Franz Kafka (1883–1924), Fourth Notebook, 1918
We once again have a person with more sympathy than sense suggesting a solution designed to promote irresponsibility in the young. Here is a letter from today’s Cape Cod Times in response to their story about the four young people who phoned in a bomb threat to the Hy-Line Ferry office, paralyzing traffic to and from Nantucket:
Involve teen culprits in restitution plan
Though it is disheartening that teen angst, lack of judgment and impulsivity caused so much trouble, inconvenience, fear and expense in Nantucket, I am glad the bomb threat that shut down the island was not from a terrorist nor even a real criminal enterprise (''Threat to ferry seen as prank,'' July 20). A real crime will be committed, however, if full-fledged felony prosecutions go forward for these children. Addressing the responsibility of these offenders for the costs (both financial and emotional) to the affected travelers and the community could be ideally handled in a Restorative Circle process. I propose a community forum at which law enforcement, ferry system officials, community leaders and affected travelers can tell the offenders how their stupid actions harmed these various components of the public.
The offenders would have the opportunity to explain themselves, offer apologies and accept responsibility and, with the help of facilitators, work out a plan for restitution. These children do not need criminal records. They need to face the people they have harmed and the community they disrupted and to figure out how to restore what they have broken. Michael L. Rich, Chairman
Restorative Justice Task Team
Massachusetts Conference, United Church of Christ, Arlington
We will set aside for the moment that these ‘children’ are of similar ages as the 'real' terrorist ones who carried out the bombing of the London subway system and hundreds of other terrorist bombings. Actually, I'm not certain that they are not real terrorists, in that the aim of the terrorist is to inspire terror, and they certainly suceeded in that - 'innocent' is not just failing to killing somebody. We will instead concentrate on the assertion that “These children do not need criminal record”, but instead should be allowed to sit at a community forum and be gently scolded by those they have inconvenienced in a “Restorative Circle”.
Does anyone need a criminal record? At what age should they be held responsible for their actions, then? After the drunk driving offense at age 20? After they default on student loans at age 28? After the divorce and lack of child support at age 32? Indeed, why should they ever have to shoulder any responsibility at all, when assuring people that they are really very, very sorry will suffice? They may not be very sorry for what they did, but they are certainly very sorry that they got caught.
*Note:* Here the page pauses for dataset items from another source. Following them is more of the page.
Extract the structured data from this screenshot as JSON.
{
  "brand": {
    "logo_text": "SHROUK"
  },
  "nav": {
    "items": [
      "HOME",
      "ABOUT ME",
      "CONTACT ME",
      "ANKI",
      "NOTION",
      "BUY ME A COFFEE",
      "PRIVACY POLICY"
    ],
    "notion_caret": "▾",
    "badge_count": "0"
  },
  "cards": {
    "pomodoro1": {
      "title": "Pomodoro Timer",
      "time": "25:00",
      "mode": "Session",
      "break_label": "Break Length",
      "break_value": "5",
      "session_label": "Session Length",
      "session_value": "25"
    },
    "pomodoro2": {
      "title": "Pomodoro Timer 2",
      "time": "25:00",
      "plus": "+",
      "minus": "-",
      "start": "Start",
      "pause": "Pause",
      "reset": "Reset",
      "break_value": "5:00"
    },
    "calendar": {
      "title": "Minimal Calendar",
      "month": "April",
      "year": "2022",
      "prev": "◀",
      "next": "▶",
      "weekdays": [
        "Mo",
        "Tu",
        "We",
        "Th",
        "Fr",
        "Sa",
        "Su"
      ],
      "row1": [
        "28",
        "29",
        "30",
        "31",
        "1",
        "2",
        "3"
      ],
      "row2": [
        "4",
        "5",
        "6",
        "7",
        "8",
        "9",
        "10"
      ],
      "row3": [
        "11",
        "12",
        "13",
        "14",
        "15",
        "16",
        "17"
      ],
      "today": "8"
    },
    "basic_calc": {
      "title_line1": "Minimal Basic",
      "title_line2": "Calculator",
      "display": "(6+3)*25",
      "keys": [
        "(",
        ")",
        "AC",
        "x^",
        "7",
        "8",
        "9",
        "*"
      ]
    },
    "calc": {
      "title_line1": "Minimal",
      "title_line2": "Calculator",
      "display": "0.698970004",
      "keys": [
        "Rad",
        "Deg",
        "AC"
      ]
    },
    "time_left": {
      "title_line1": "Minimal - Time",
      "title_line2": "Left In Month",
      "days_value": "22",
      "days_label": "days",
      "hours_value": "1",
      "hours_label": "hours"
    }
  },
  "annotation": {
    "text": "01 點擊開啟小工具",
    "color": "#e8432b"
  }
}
Porcupine wonders – did they have dogs that they initially begged for brought to animal pounds to be ‘adopted’ (or more probably euthanized) when they stopped caring for them after they got their driver’s licenses, and it just got tooo boring to walk some smelly dog every day? Did their parents call their math teachers and insist that they be given a second chance to take the final exam, because they were really overtired from a recent vacation when they flunked the first one? Have they, in fact, been disciplined by ‘facilitators’ all of their coddled young lives?
They were craven and cunning enough to have the only legal minor in the group actually place the phone call, snickering at these arbitrary age standards as they looked up the phone number together. Of course, the motive for these pampered Connecticut teens was that they wanted to spend another night on the Island, and needed an excuse – inconvenience and danger to others be damned.
I’m sorry, Mr. Rich, but criminal records are exactly what these children need. The stranded New York traveler who missed being at his dying mother’s bedside because of this ‘prank’ will not be coming back for your ‘town meeting’ of reconciliation; in fact, he may never return to Massachusetts at all. Yes, this conviction will indeed prevent them from holding jobs they may want or becoming lawyers – and will set stern example to other wayward children that sometimes, the buck does stop here. They will face the community they harmed – in a courtroom, which is also capable of assessing them for the financial damages they have caused. A mechanism exists in the Trial Court to have a record expunged after ten years with no further arrests or offenses, and this may guarantee the good behavior of these four until they are 28.
Medicine may be harsh, but it cures in a way sugary placebo syrups never will.
1 Comments:
Right on Porcupine. Nothing will shape these kids up like being charged and appearing in a courtroom before a judge and being treated like criminals, which is what they are. Absolutely nothing, not a meeting, not being grounded by their parents, will succeed like slapping some charges on them. They'll thank us later.